ABONE OLCumhurbaşkanı Recep Tayyip Erdoğan, Efes-2024 Tatbikatı'na katıldı. Burada önemli mesajlar veren Başkan Erdoğan, terör örgütü PKK'nın Suriye'de sözde seçim hazırlığı yapmasına ilişkin açıklamalarda bulundu.
Başkan Erdoğan, ''Suriye'de terör örgütünün, halk oylaması bahanesiyle ülkemizin ve Suriye'nin toprak bütünlüğüne yönelik mütecaviz eylemlerini yakından takip ediyoruz. Türkiye, güney sınırlarının hemen ötesinde Suriye'nin ve Irak'ın kuzeyinde bölücü örgütün bir teröristan kurmasına asla izin vermeyecektir.'' dedi.

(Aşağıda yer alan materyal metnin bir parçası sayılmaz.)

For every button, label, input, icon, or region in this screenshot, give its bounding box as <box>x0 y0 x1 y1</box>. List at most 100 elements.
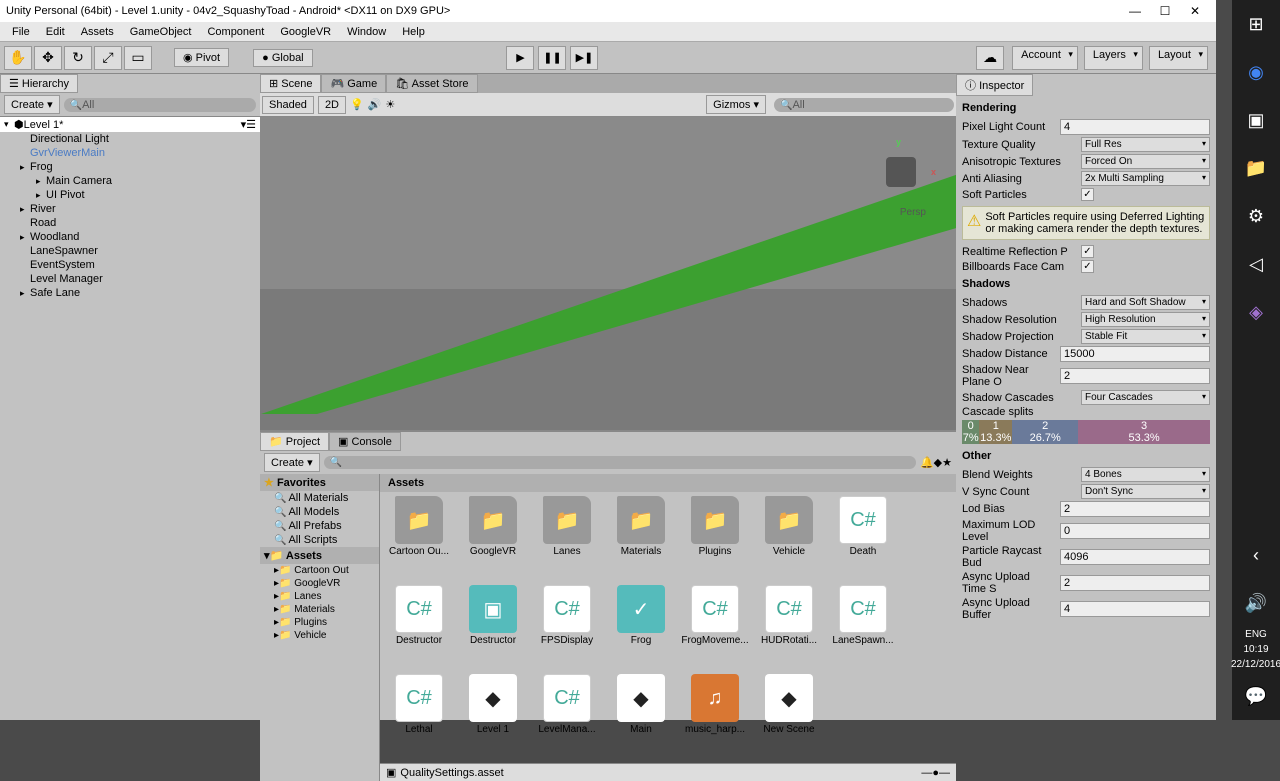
tab-console[interactable]: ▣ Console <box>329 432 401 451</box>
light-icon[interactable]: 💡 <box>350 98 364 111</box>
menu-edit[interactable]: Edit <box>38 24 73 40</box>
asset-item[interactable]: ✓Frog <box>606 585 676 670</box>
aa-select[interactable]: 2x Multi Sampling <box>1081 171 1210 186</box>
hierarchy-item[interactable]: ▸Safe Lane <box>0 286 260 300</box>
fav-materials[interactable]: 🔍All Materials <box>260 491 379 505</box>
pivot-toggle[interactable]: ◉ Pivot <box>174 48 229 67</box>
max-lod-field[interactable] <box>1060 523 1210 539</box>
pause-button[interactable]: ❚❚ <box>538 46 566 70</box>
asset-item[interactable]: C#FrogMoveme... <box>680 585 750 670</box>
hierarchy-item[interactable]: ▸Woodland <box>0 230 260 244</box>
move-tool[interactable]: ✥ <box>34 46 62 70</box>
gizmos-dropdown[interactable]: Gizmos ▾ <box>706 95 766 114</box>
hierarchy-item[interactable]: ▸Frog <box>0 160 260 174</box>
hierarchy-item[interactable]: LaneSpawner <box>0 244 260 258</box>
tree-folder[interactable]: ▸📁 Materials <box>260 603 379 616</box>
asset-item[interactable]: 📁Lanes <box>532 496 602 581</box>
star-filter-icon[interactable]: ★ <box>942 456 952 469</box>
hierarchy-root[interactable]: ▾ ⬢ Level 1* ▾☰ <box>0 117 260 132</box>
asset-item[interactable]: 📁Vehicle <box>754 496 824 581</box>
asset-item[interactable]: 📁Materials <box>606 496 676 581</box>
asset-item[interactable]: C#FPSDisplay <box>532 585 602 670</box>
lod-bias-field[interactable] <box>1060 501 1210 517</box>
shadow-near-field[interactable] <box>1060 368 1210 384</box>
zoom-slider[interactable]: —●— <box>921 767 950 779</box>
project-search[interactable]: 🔍 <box>324 456 916 469</box>
tree-folder[interactable]: ▸📁 Lanes <box>260 590 379 603</box>
persp-label[interactable]: Persp <box>900 207 926 218</box>
billboards-check[interactable]: ✓ <box>1081 260 1094 273</box>
close-button[interactable]: ✕ <box>1180 4 1210 18</box>
asset-item[interactable]: 📁Cartoon Ou... <box>384 496 454 581</box>
asset-item[interactable]: C#LaneSpawn... <box>828 585 898 670</box>
tree-folder[interactable]: ▸📁 Plugins <box>260 616 379 629</box>
expand-tray-icon[interactable]: ‹ <box>1240 539 1272 571</box>
scene-menu-icon[interactable]: ▾☰ <box>241 118 256 131</box>
expand-arrow-icon[interactable]: ▾ <box>4 119 14 130</box>
shaded-dropdown[interactable]: Shaded <box>262 96 314 114</box>
hierarchy-tab[interactable]: ☰ Hierarchy <box>0 74 78 93</box>
hierarchy-item[interactable]: Road <box>0 216 260 230</box>
asset-item[interactable]: ◆Main <box>606 674 676 759</box>
collab-button[interactable]: ☁ <box>976 46 1004 70</box>
hierarchy-item[interactable]: ▸UI Pivot <box>0 188 260 202</box>
inspector-tab[interactable]: ⓘ Inspector <box>956 74 1033 96</box>
asset-item[interactable]: ♫music_harp... <box>680 674 750 759</box>
hierarchy-item[interactable]: ▸River <box>0 202 260 216</box>
async-time-field[interactable] <box>1060 575 1210 591</box>
realtime-refl-check[interactable]: ✓ <box>1081 245 1094 258</box>
project-create[interactable]: Create ▾ <box>264 453 320 472</box>
hierarchy-item[interactable]: Directional Light <box>0 132 260 146</box>
maximize-button[interactable]: ☐ <box>1150 4 1180 18</box>
shadow-dist-field[interactable] <box>1060 346 1210 362</box>
minimize-button[interactable]: — <box>1120 4 1150 18</box>
menu-window[interactable]: Window <box>339 24 394 40</box>
hand-tool[interactable]: ✋ <box>4 46 32 70</box>
hierarchy-search[interactable]: 🔍All <box>64 98 256 112</box>
raycast-field[interactable] <box>1060 549 1210 565</box>
menu-googlevr[interactable]: GoogleVR <box>272 24 339 40</box>
favorites-section[interactable]: ★ Favorites <box>260 474 379 491</box>
audio-icon[interactable]: 🔊 <box>368 98 382 111</box>
cascade-bar[interactable]: 07%113.3%226.7%353.3% <box>962 420 1210 444</box>
account-dropdown[interactable]: Account <box>1012 46 1078 70</box>
play-button[interactable]: ▶ <box>506 46 534 70</box>
volume-icon[interactable]: 🔊 <box>1240 587 1272 619</box>
rotate-tool[interactable]: ↻ <box>64 46 92 70</box>
fav-scripts[interactable]: 🔍All Scripts <box>260 533 379 547</box>
expand-arrow-icon[interactable]: ▸ <box>20 204 30 215</box>
asset-item[interactable]: 📁Plugins <box>680 496 750 581</box>
tab-assetstore[interactable]: 🛍 Asset Store <box>386 74 477 93</box>
soft-particles-check[interactable]: ✓ <box>1081 188 1094 201</box>
notifications-icon[interactable]: 💬 <box>1240 680 1272 712</box>
asset-item[interactable]: C#Destructor <box>384 585 454 670</box>
menu-component[interactable]: Component <box>199 24 272 40</box>
async-buffer-field[interactable] <box>1060 601 1210 617</box>
2d-toggle[interactable]: 2D <box>318 96 346 114</box>
asset-item[interactable]: ▣Destructor <box>458 585 528 670</box>
hierarchy-item[interactable]: ▸Main Camera <box>0 174 260 188</box>
step-button[interactable]: ▶❚ <box>570 46 598 70</box>
start-icon[interactable]: ⊞ <box>1240 8 1272 40</box>
app-icon-1[interactable]: ▣ <box>1240 104 1272 136</box>
asset-item[interactable]: C#HUDRotati... <box>754 585 824 670</box>
scene-view[interactable]: y x Persp <box>260 117 956 430</box>
unity-icon[interactable]: ◁ <box>1240 248 1272 280</box>
asset-item[interactable]: ◆Level 1 <box>458 674 528 759</box>
expand-arrow-icon[interactable]: ▸ <box>36 190 46 201</box>
blend-weights-select[interactable]: 4 Bones <box>1081 467 1210 482</box>
tab-scene[interactable]: ⊞ Scene <box>260 74 321 93</box>
type-filter-icon[interactable]: ◆ <box>934 456 942 469</box>
texture-quality-select[interactable]: Full Res <box>1081 137 1210 152</box>
explorer-icon[interactable]: 📁 <box>1240 152 1272 184</box>
scene-gizmo[interactable]: y x <box>866 137 936 207</box>
menu-assets[interactable]: Assets <box>73 24 122 40</box>
fav-prefabs[interactable]: 🔍All Prefabs <box>260 519 379 533</box>
hierarchy-item[interactable]: Level Manager <box>0 272 260 286</box>
asset-item[interactable]: C#Lethal <box>384 674 454 759</box>
rect-tool[interactable]: ▭ <box>124 46 152 70</box>
layers-dropdown[interactable]: Layers <box>1084 46 1143 70</box>
tree-folder[interactable]: ▸📁 GoogleVR <box>260 577 379 590</box>
asset-item[interactable]: C#Death <box>828 496 898 581</box>
chrome-icon[interactable]: ◉ <box>1240 56 1272 88</box>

Erdoğan'ın açıklamalarından önemli başlıklar;
Efes-2024 Tatbikatı'nın seçkin gözlemci günü vesilesiyle sizlerle birlikte olmaktan büyük bir bahtiyarlık duyuyorum. Bu yılki tatbikatımıza kendi askerlerimizin dışında 45 farklı ülkeden 2 bine yakın dost personel katılıyor. Misafirlerimize Türkiye'ye hoş geldiniz diyorum. 2 yıl önce gerçekleştirdiğimiz Efes-2022 Tatbikatı'na katılan ülke sayısı 37 idi. Tatbikata olan ilginin bu sene her düzeyde arttığını memnuniyetle müşahede ediyoruz. İki safha halinde toplam 11 bin askeri personelin katılımıyla 25 Nisan'dan beri icra edilen tatbikata destek veren herkese teşekkür ediyorum.
BAĞLARIMIZI KUVVETLENDİRMEYE HAZIRIZ
Efes-2024 tatbikatında hiçbir ülke hedef alınmıyor. Tatbikatımız, barışı destekleme harekatına dayalı jenerik bir senaryoyla icra ediliyor. Envantere yeni giren yerli ve milli sistemleri tatbikatta kullanma fırsatı buluyoruz. 33 farklı silah, araç ve sistemin ilk denemesini yapacağız. Türkiye'nin çıkarlarına saygı duyan, bizimle işbirliğini geliştirmek isteyen herkesle diyaloğa, temasa, bağlarımızı kuvvetlendirmeye hazırız.
ÇABALARIMIZ SAVAŞ LOBİLERİ TARAFINDAN ENGELLENDİ
Şu gerçeğin çok iyi idrak edilmesi gerekiyor, Türkiye küresel gelişmelerin uzağında yer alan bir ülke değildir. Şu an dünyadaki çatışmaların, siyasi krizlerin ve çekişmelerin en yoğun yaşandığı coğrafyada bulunuyoruz. İnsanlığın gündemini meşgul eden ne kadar olay varsa Türkiye'nin yakın çevresinde cereyan ediyor. Karadeniz'den komşularımız olan Rusya-Ukrayna arasındaki savaş üçüncü yılına girdi. İstanbul süreci ile adil bir barışı tesis etmeyi amaçlayan çabalarımız maalesef savaş lobileri tarafından engellendi, sabote edildi. Bölgemiz ve dünyaya ekonomik maliyeti günden güne artan bu savaşın ne zaman ve ne şekilde sona ereceğini kimse bilmiyor.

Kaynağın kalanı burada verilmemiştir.